The much less cute Lou was Lulu, who was nearly unconscious but still making the effort to hang in there. She gave Chase an unfocused gaze where her eyes mostly crossed. Her chin fell to her chest as she struggled to stay awake. Her teeth were smeared with red lipstick.
Chase looked at Jonah and realized his grandfather, who never drank on a job, was stone sober.
It was only when cute Lou was about to dance off to the bedroom with Chase that Jonah put his arm around her in a blatant territorial gesture. No subtlety there, no mistaking the meaning. He held up a hand to Chase’s chest, not quite touching him, grasping the girl tightly under his wing.
So there it was. Chase got the chick who was nearly out cold for his first lay. Before he could do anything he made her brush her teeth and gargle. It still didn’t kill the whiskey smell, and for the eight minutes he was in the saddle he had to keep his face turned away from hers.
It was terrible, but at least he didn’t have to take the blame for the general lack of success all by himself. In the morning, it didn’t seem to matter. Lulu didn’t remember much. They went for a second bout on the couch that was much better than the first go-around.
At Lila’s dinner table, thinking of Lulu made him realize all the more what he’d been missing for so long.

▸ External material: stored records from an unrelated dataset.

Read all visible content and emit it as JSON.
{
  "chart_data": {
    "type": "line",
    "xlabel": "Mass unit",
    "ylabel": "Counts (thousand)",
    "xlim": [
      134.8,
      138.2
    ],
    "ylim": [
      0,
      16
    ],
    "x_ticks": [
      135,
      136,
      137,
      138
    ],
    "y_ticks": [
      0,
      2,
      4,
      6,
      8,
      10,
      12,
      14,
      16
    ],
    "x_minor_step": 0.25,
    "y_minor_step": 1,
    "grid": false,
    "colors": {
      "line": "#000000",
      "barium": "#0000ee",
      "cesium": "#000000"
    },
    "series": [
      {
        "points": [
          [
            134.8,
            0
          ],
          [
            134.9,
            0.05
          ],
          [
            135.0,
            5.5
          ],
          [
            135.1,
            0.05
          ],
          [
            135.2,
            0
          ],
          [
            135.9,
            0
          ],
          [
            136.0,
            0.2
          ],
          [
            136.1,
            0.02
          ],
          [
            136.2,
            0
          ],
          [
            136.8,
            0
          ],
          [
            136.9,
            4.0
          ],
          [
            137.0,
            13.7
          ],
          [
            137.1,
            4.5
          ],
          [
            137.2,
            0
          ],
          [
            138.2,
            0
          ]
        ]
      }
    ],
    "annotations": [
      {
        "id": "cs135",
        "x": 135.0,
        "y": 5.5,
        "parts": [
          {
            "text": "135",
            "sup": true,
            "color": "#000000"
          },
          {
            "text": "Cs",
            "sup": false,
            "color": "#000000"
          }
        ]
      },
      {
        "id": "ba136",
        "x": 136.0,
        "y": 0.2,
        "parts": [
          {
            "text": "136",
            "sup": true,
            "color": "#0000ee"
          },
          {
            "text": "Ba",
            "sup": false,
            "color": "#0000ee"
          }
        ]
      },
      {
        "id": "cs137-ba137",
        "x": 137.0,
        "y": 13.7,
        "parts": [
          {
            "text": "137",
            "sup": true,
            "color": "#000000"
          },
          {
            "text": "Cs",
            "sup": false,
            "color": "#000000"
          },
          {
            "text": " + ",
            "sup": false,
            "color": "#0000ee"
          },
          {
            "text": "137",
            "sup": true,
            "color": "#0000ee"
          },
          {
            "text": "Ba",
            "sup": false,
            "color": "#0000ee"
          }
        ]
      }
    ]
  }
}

After they’d finished eating she said, “Let’s have wine in the den.”
He looked around the place. “You don’t have a den.”
“Sure I do, there’s even a fireplace.”
“Most folks call that the bedroom,” he told her.

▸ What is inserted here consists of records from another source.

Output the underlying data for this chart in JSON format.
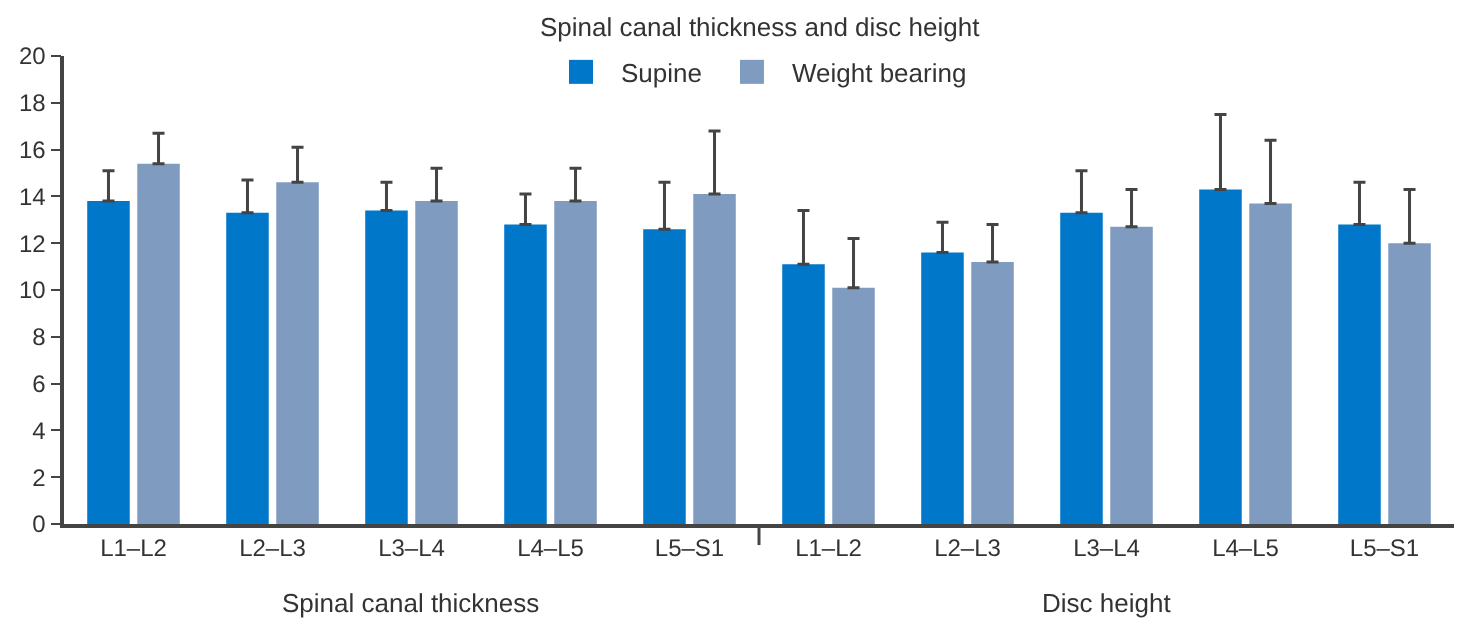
{
  "chart_data": {
    "type": "bar",
    "legend_title": "Spinal canal thickness and disc height",
    "categories": [
      "L1–L2",
      "L2–L3",
      "L3–L4",
      "L4–L5",
      "L5–S1",
      "L1–L2",
      "L2–L3",
      "L3–L4",
      "L4–L5",
      "L5–S1"
    ],
    "series": [
      {
        "name": "Supine",
        "color": "#0077c8",
        "values": [
          13.8,
          13.3,
          13.4,
          12.8,
          12.6,
          11.1,
          11.6,
          13.3,
          14.3,
          12.8
        ],
        "errors": [
          [
            13.8,
            15.1
          ],
          [
            13.3,
            14.7
          ],
          [
            13.4,
            14.6
          ],
          [
            12.8,
            14.1
          ],
          [
            12.6,
            14.6
          ],
          [
            11.1,
            13.4
          ],
          [
            11.6,
            12.9
          ],
          [
            13.3,
            15.1
          ],
          [
            14.3,
            17.5
          ],
          [
            12.8,
            14.6
          ]
        ]
      },
      {
        "name": "Weight bearing",
        "color": "#7f9bbf",
        "values": [
          15.4,
          14.6,
          13.8,
          13.8,
          14.1,
          10.1,
          11.2,
          12.7,
          13.7,
          12.0
        ],
        "errors": [
          [
            15.4,
            16.7
          ],
          [
            14.6,
            16.1
          ],
          [
            13.8,
            15.2
          ],
          [
            13.8,
            15.2
          ],
          [
            14.1,
            16.8
          ],
          [
            10.1,
            12.2
          ],
          [
            11.2,
            12.8
          ],
          [
            12.7,
            14.3
          ],
          [
            13.7,
            16.4
          ],
          [
            12.0,
            14.3
          ]
        ]
      }
    ],
    "ylim": [
      0,
      20
    ],
    "yticks": [
      0,
      2,
      4,
      6,
      8,
      10,
      12,
      14,
      16,
      18,
      20
    ],
    "annotations": [
      "Spinal canal thickness",
      "Disc height"
    ],
    "grid": false,
    "legend": "top"
  }
}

Holding up the bottle of wine, easing him along as she pressed forward, she said,” That right?”
Afterward, while he was catching his breath, she asked him again about his past.
It was getting a little spooky now, always talking about the worst things that had ever happened to him while her chest was powdered with salt and his neck burned with her teeth marks.

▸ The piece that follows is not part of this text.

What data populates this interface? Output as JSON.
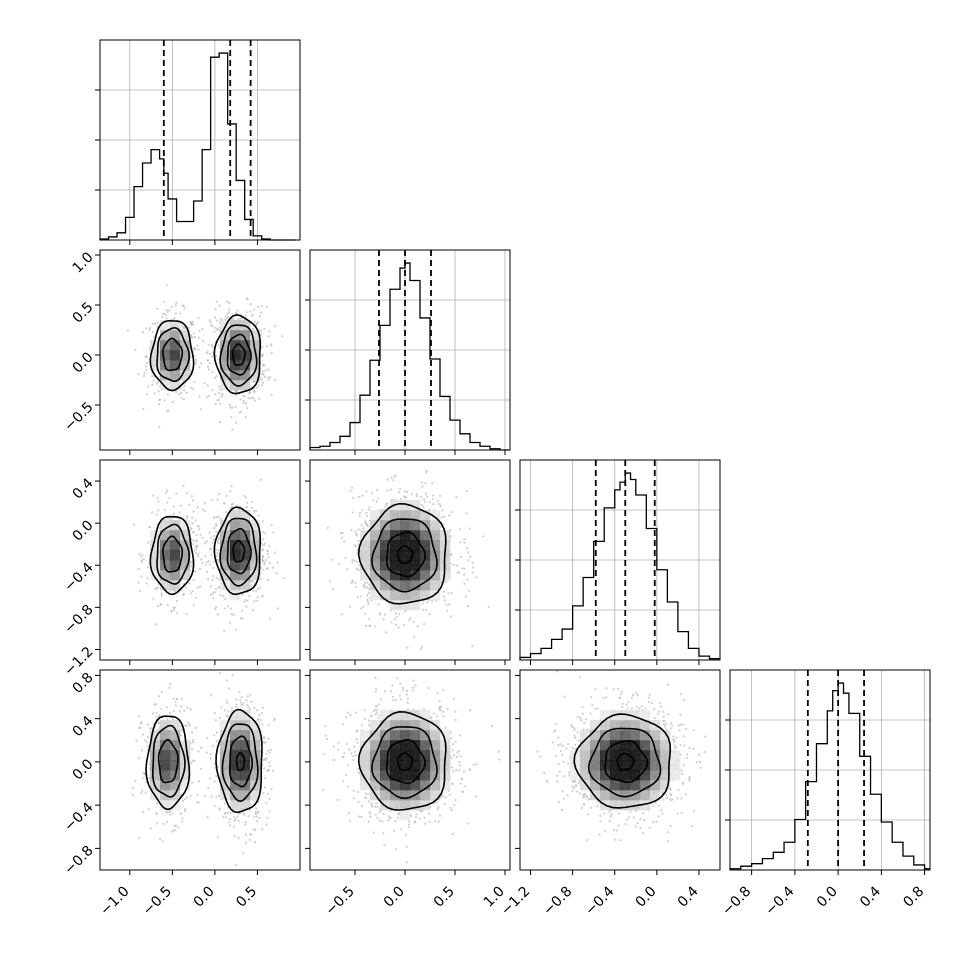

He slid aside and stared into the cold fireplace, wondering why anybody in Mississippi would ever need one in their house, much less in the bedroom. It was October and nearly eighty degrees outside.
“I always wondered what it would’ve been like,” he said, “if my old man had been able to hold on. If he could’ve ever bounced back from being so broken. But Jonah told me I would be better off without my father. Maybe he was right.”
Lila tensed and reared up, giving him the pout, and brought her small, hard fist down on his belly. It hurt and he gasped.
“Don’t you say that.”
“Ouch.”
“Don’t you ever say such a thing, you hear me now?”
“All right.”
“Fathers are important.”
She was so powerful in her presence, standing up for people she’d never meet, who were already nearly ten years dead. He’d never shared so much with anyone before.
As the sun went down, the shadows lanced the bedroom, growing thicker second by second, stabbing across the sheets. The window was open, a breeze stirring the lace curtains. Despite having shoved his childhood behind locked doors, he could still hear an occasional noise come through. Now he heard the sound of his old man chopping at the ice with an ax, needing to die so badly.
“I hope he’s not dead,” Chase said.
“Your daddy?”
He let out a small snort of surprise. “No, the man who murdered my mother and the baby. I can’t let go of the idea that one of these days I might get a chance to kill him.”